Naturapotheke – Naturrezepte für Gesundheit und Wohlbefinden: Frühling und Sommer aus dem Landlust Verlag

Bei Klein und Groß stellt sich immer wieder heraus, dass bei zahlreichen kleinen oder größeren Zipperlein die Naturmedizin und die so traditionsreichen Hausmittelchen, welche im Bestfall bereits seit Generationen überliefert sind, mit deutlich weniger Nebenwirkungen und dazu meistens auch wesentlich günstiger, dafür häufig sogar effektiver helfen. Und so ist es eine große Freude, dass pünktlich zum Wechsel der Jahreszeiten vom Winter in den Frühling nun der zweite Band der Naturapotheke erschienen ist. In diesem Werk findet man überaus fundiertes und gewissenhaft zusammengetragenes Wissen für alle Bereiche der Gesundheit und des Wohlbefindens. Auf knapp 200 Seiten kann man ebenso wie beim ersten Band, der alles Wissenswerte und Zuzubereitendes für den Herbst und Winter geboten hat, aus dem Vollen schöpfen und seinem Körper mit allen erdenklichen Frühlingskräutern gleichermaßen etwas Gutes z.B. in Form einer grünen Frühjahrskur oder einer Stoffwechselaktivierung gönnen als auch die Behandlung von chronischen Krankheiten wie Rheuma und Gicht effizient unterstützen.

Zudem ist auch den Bäumen, Blättern und Sprossen ein eigenes Kapitel gewidmet, in dem man viel Erstaunliches und Nützliches erfährt. Wusstet ihr z.B., dass man gegen Rückenschmerzen und Muskelkater selbst aus jungen Fichtensprossen den so bewährten Franzbranntwein herstellen kann oder auch, dass sich eine Schwitzkur bei den ersten Erkältungsanzeichen optimal für eine Schwitzkur mit Holunder- oder auch Lindenblüten eignet? Und jeder Spaziergang oder auch Radtour wird deutlich reizvoller, wenn man weiß, dass sich ein Verweilen am Wegesrand für wesentlich mehr als nur eine schnöde Brotzeitpause eignet.

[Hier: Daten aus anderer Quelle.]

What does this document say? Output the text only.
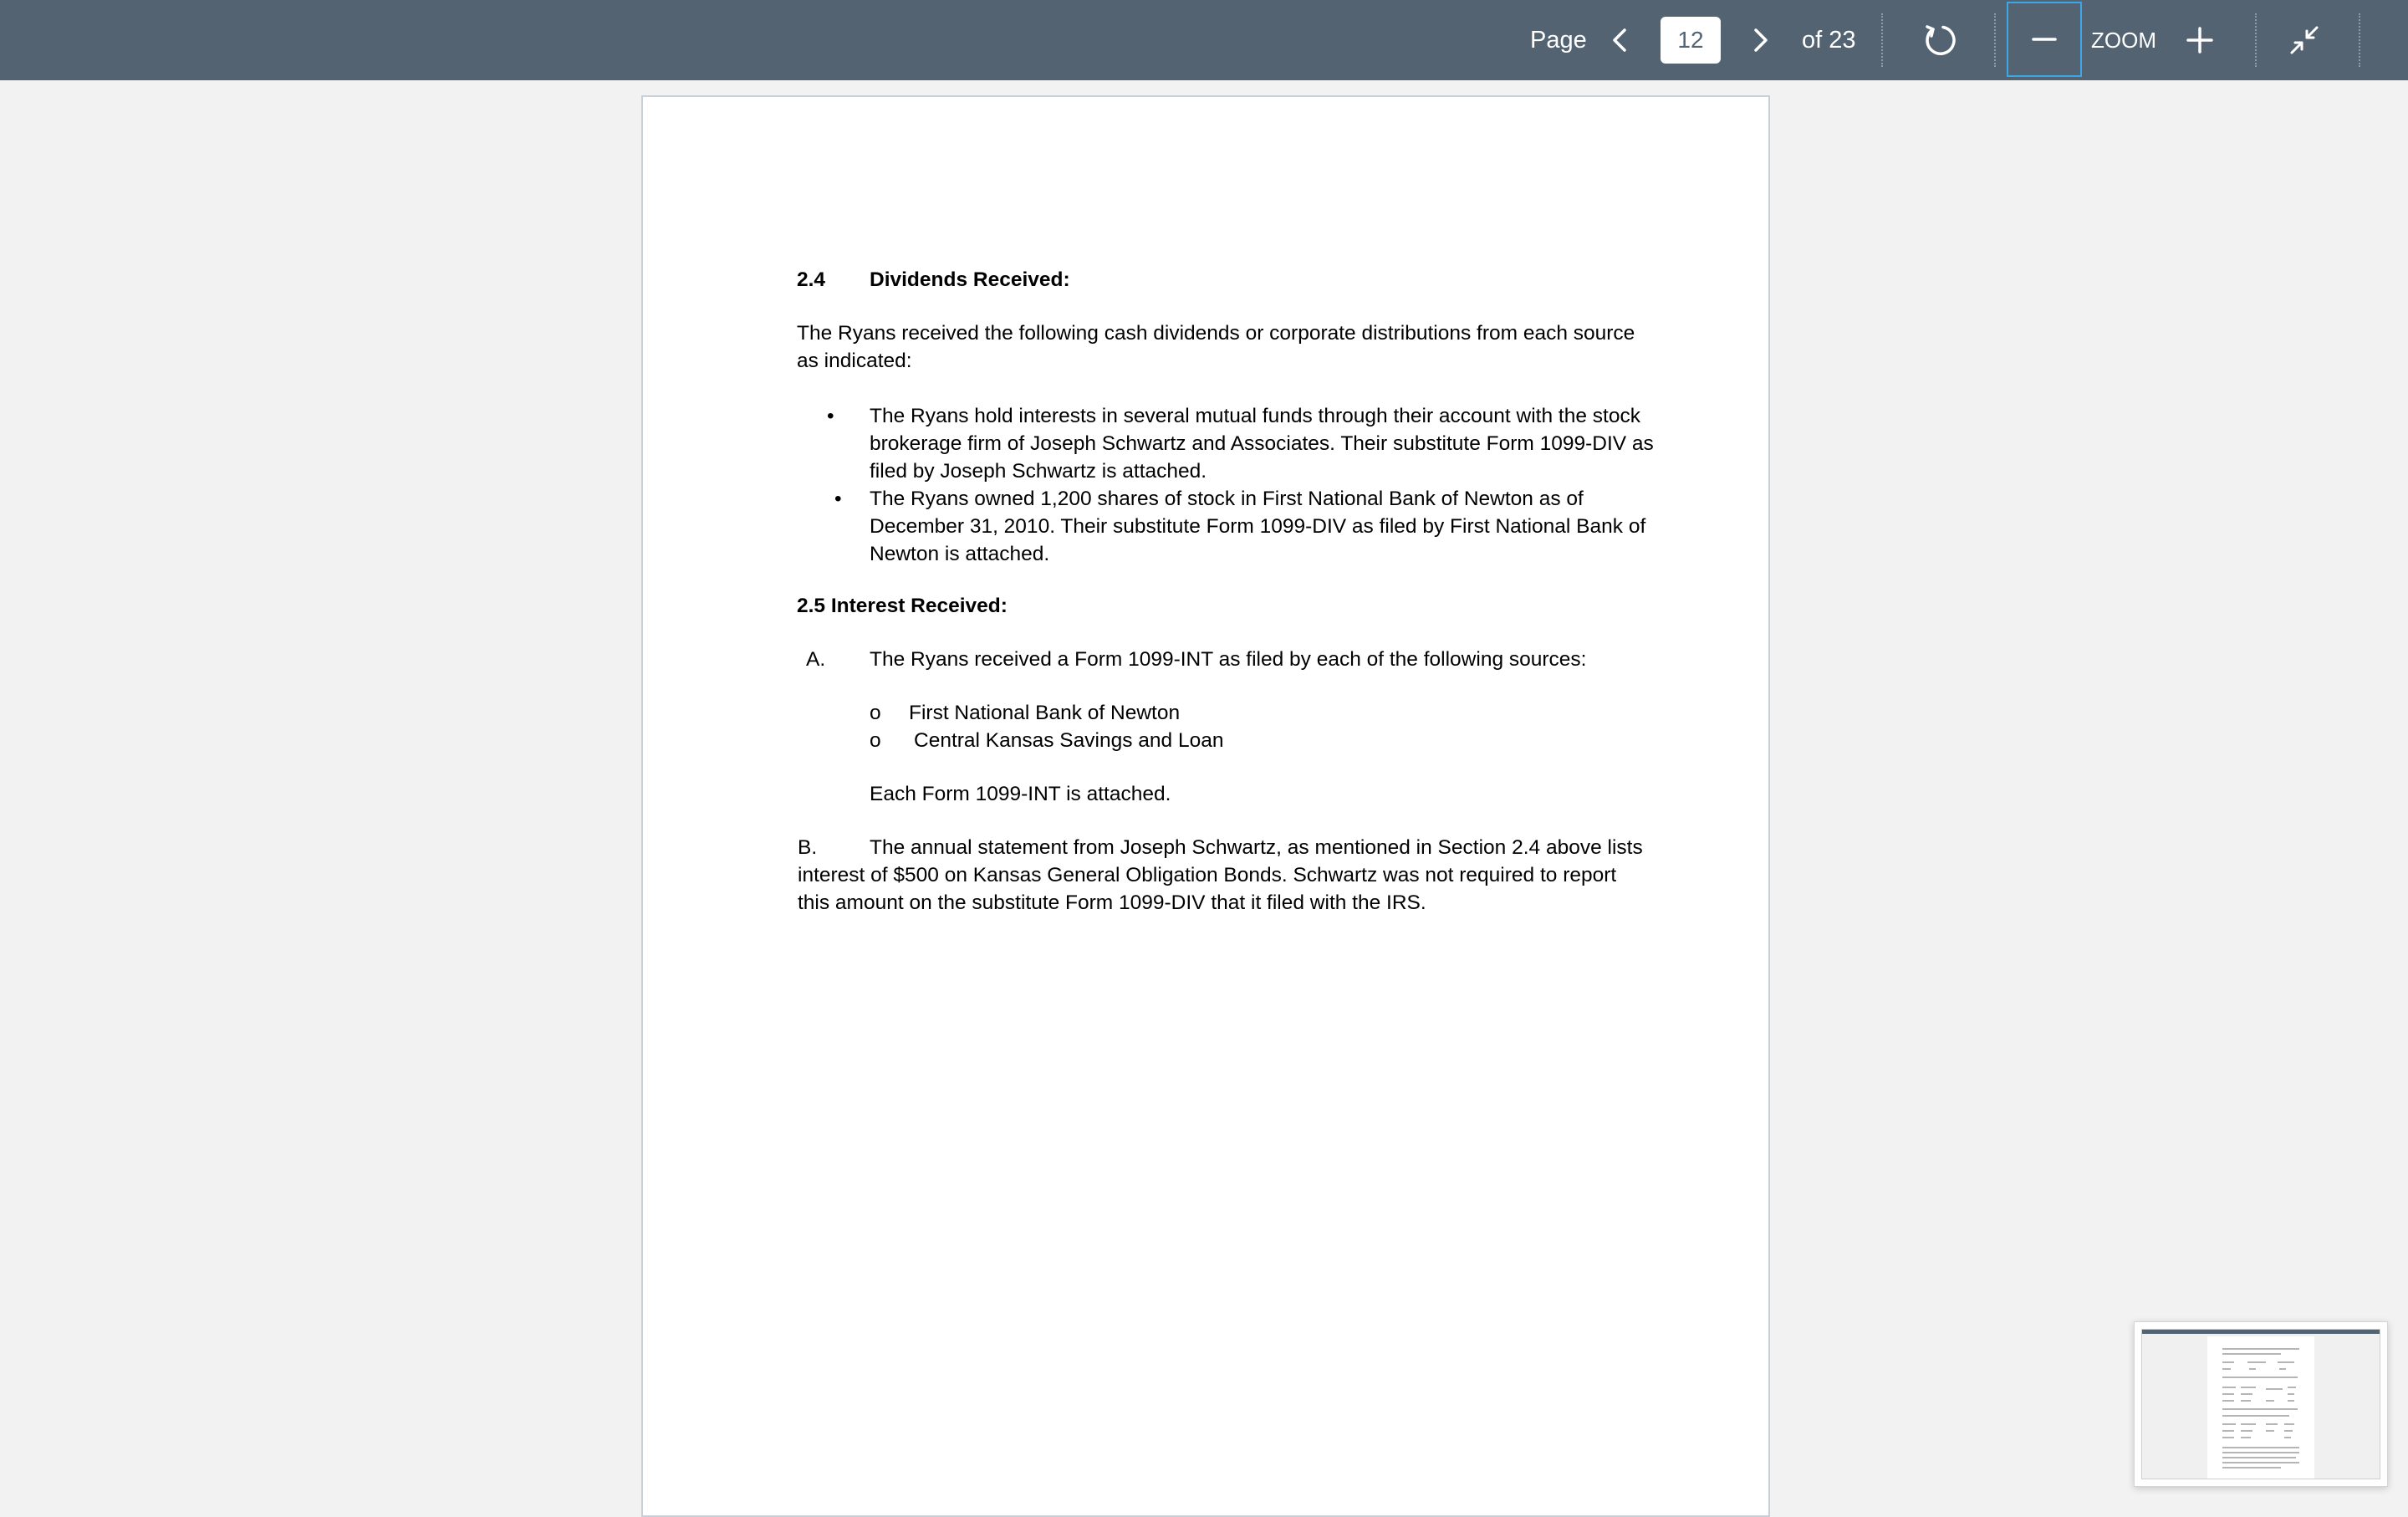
Page
12	of 23	ZOOM
2.4 Dividends Received:
The Ryans received the following cash dividends or corporate distributions from each source
as indicated:
• The Ryans hold interests in several mutual funds through their account with the stock
brokerage firm of Joseph Schwartz and Associates. Their substitute Form 1099-DIV as
filed by Joseph Schwartz is attached.
• The Ryans owned 1,200 shares of stock in First National Bank of Newton as of
December 31, 2010. Their substitute Form 1099-DIV as filed by First National Bank of
Newton is attached.
2.5 Interest Received:
A. The Ryans received a Form 1099-INT as filed by each of the following sources:
o First National Bank of Newton
o Central Kansas Savings and Loan
Each Form 1099-INT is attached.
B.	The annual statement from Joseph Schwartz, as mentioned in Section 2.4 above lists
interest of $500 on Kansas General Obligation Bonds. Schwartz was not required to report
this amount on the substitute Form 1099-DIV that it filed with the IRS.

Und so findet man unter dem Sommer beim Kapitel „Vom Wegesrand“ sowohl zahlreiche Empfehlungen wie man überhaupt erst einmal das Johanniskraut erkennt und was sich daraus alles herstellen lässt als auch z.B. dass das so bekannte Schmerzmittel in Form von Salicylsäure aus den Mädesüßblüten bereits seit der Mitte des 19. Jahrhunderts hergestellt wird. Den krönenden Abschluss bildet das liebevoll geschriebene Kapitel über die Gartenkräuter. Auch hier bekommt man allein von dem Anblick der unterschiedlichsten und in großer Zahl vertretenen farbenprächtigen Aufnahmen gute Laune und lernt z.B. alles vom Anbau über die Ernte bis zu den unterschiedlichsten Verwendungsweisen des Lavendels oder erhält auch ein Rezept für die vielseitig einsetzbare Ringelblumensalbe wie auch ein kräftigendes Haarwasser auf Rosmarinbasis. Dieses Werk stellt immer wieder aufs Neue eine wahre Fundgrube sowohl bei Beschwerden aller Art als auch beim Entdecken kreativer Verwendungen aller möglichen Kräuter und Blüten dar.